Добромут вынул из кармана телефон, кинул в него два слова и упрятал во внутренний карман пиджака.
Через минуту появилась бесшумная.
– Здравствуйте, – неожиданно сказала она, хотя вряд ли обращалась к Смурнову.
Он посмотрел на нее, отмечая уже знакомое: немалые глаза, длинные притягивающие ноги, суженное лицо, ироничный и одновременно ласковый взгляд... Улыбка, столь же добрая, но одновременно и чуть насмешливая. Легкие тапочки, обтягивающий свитер. Это – видел он. Разумеется, он мог и придумать, мало ли как люди сочиняют других людей? Впрочем, глаза, ноги и лицо были фактом, а вот насчет взгляда можно и пофантазировать. Девушка исчезла, поставив две чашки на стол рядом с разговорчивыми мужчинами.
Клетчатый строил косые рожицы. Молчал выжидательно. Наконец уморительно закатил глаза и спросил Смурнова заурядно-человеческим голосом:
– Она тебе нравится, Леша?
– Ну, допустим, – осторожно ответил тот.
– Ох, батенька, не о том думаете, – подытожил банальный. – Я ведь сказал уже, о чем думать надобно. Крути мир на кончике мысли, пока не выпустим. Мы ведь тебя так просто не выгоним, так что время есть. Или не крутится у тебя вселенная?
– Когда вы прекратите издеваться? – спросил он.
Ответа не услышал.
15
Однако первенство держал другой том, льющий рассказы об истории человечества, закономерно оборванной на 1914-1918 годах: Великий Октябрь и вторая мировая были вынесены за желтые корочки в куда менее интересную книгу.

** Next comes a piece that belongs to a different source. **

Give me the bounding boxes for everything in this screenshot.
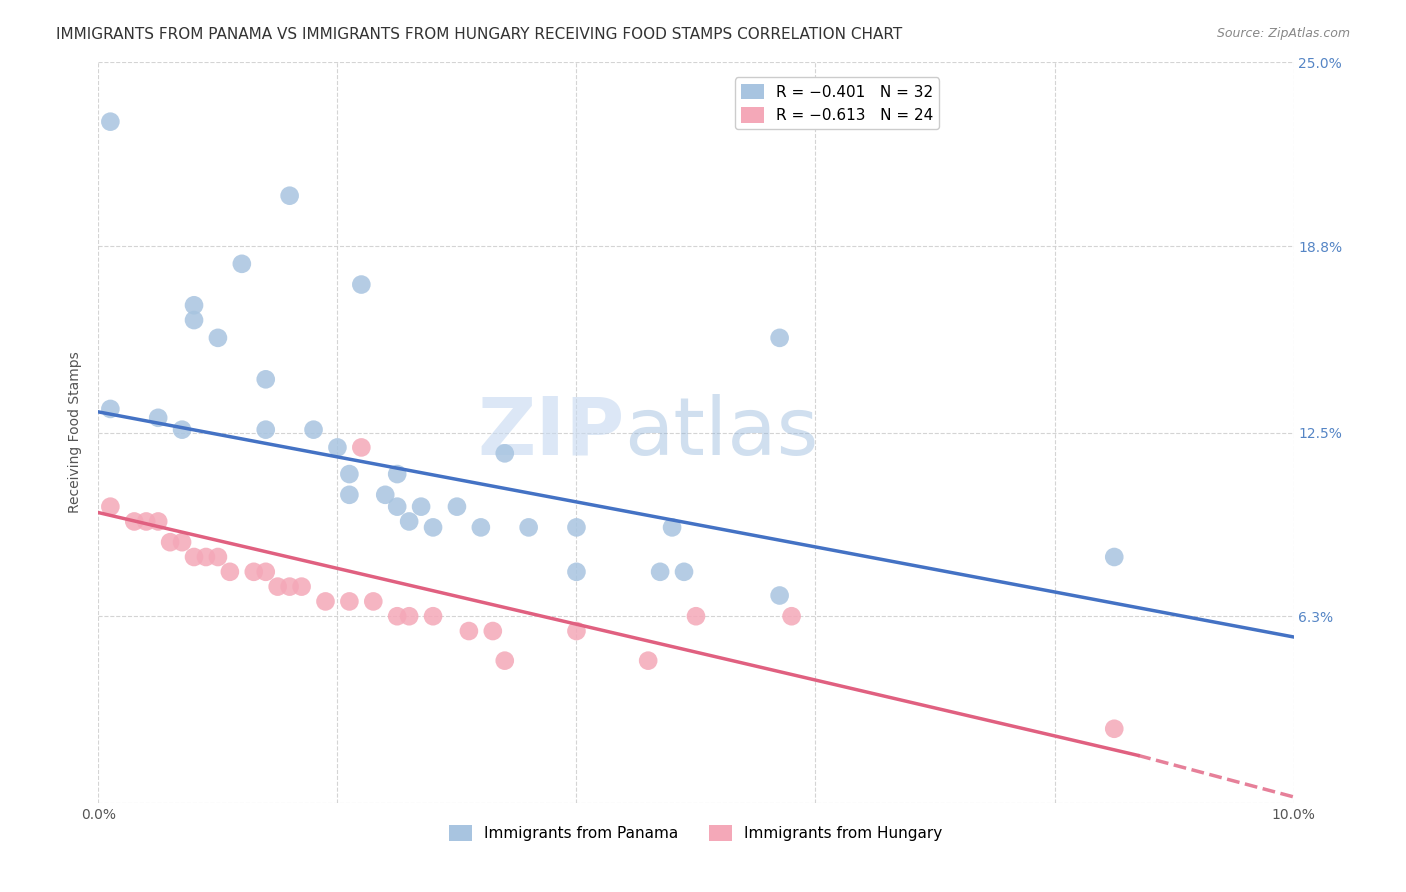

Феодализм быстро превратился в любимое слово. Самыми обожаемыми отрезками тысячелетней нити казались пунические конфликты, история Жанны д'Арк, карта походов Бонапарта, запечатленная на бумагу колониальность, сведения об абсолютизме и среневековые описания, вроде того, сколько стоило снаряжение рыцаря-феодала. Правда приводилась по десятому веку, а единицей измерения служила корова, что таило в себе кристально чистое удовольствие. Самые нужные вещи вроде меча, щита, копья и доспехов стоили недешево. Каждому атрибуту рыцаря соответствовали то две, то семь, а то и десять коров, одним словом, на обмундирование уходило целое стадо, было написано: стадо коров за полное снаряжение, поэтому синьоры сильно угнетали крестьян. Картинки подавали синьоров во всей красе.
Кроме того, рассказывали, как устроен правильный рыцарский замок. Кажется, он строился только на холмах, имел ров, две крепостных стены и башню донжон: неизвестно, как в настоящей жизни, но в теории полагалось именно так. Памятными местами тома было упоминание о том, что легион это пять тысяч человек, иллюстрация поджигаемой Жанны, цифра три-пять тысяч как население средневекового города, стрелочки движений Наполеона, подробный рассказ о колониальном начале англичан, излишне внимательное повествование о битве при Косово, долговязый Петр Первый, 473 год, воплотивший для него последний вздох разрушаемого Рима: провал Древнего мира казался Леше ярко-цветным в своей бетонной законченности.
Скучно было описание "никогда не существовавшего" Иисуса. По неведомой причине история России также будила меньше эмоций, чем события в других уголках, не любых, впрочем: Китай совершенно не удостаивался внимания, а "культура африканских народов" настолько несла ненужностью, что с презрением не перечитывалась и даже не переглядывалась, а возможно, не прочитывалось и в первый раз – что поделаешь, если скучно? Впрочем, сотни страниц и без того были выдержаны в добротном духе европоцентризма.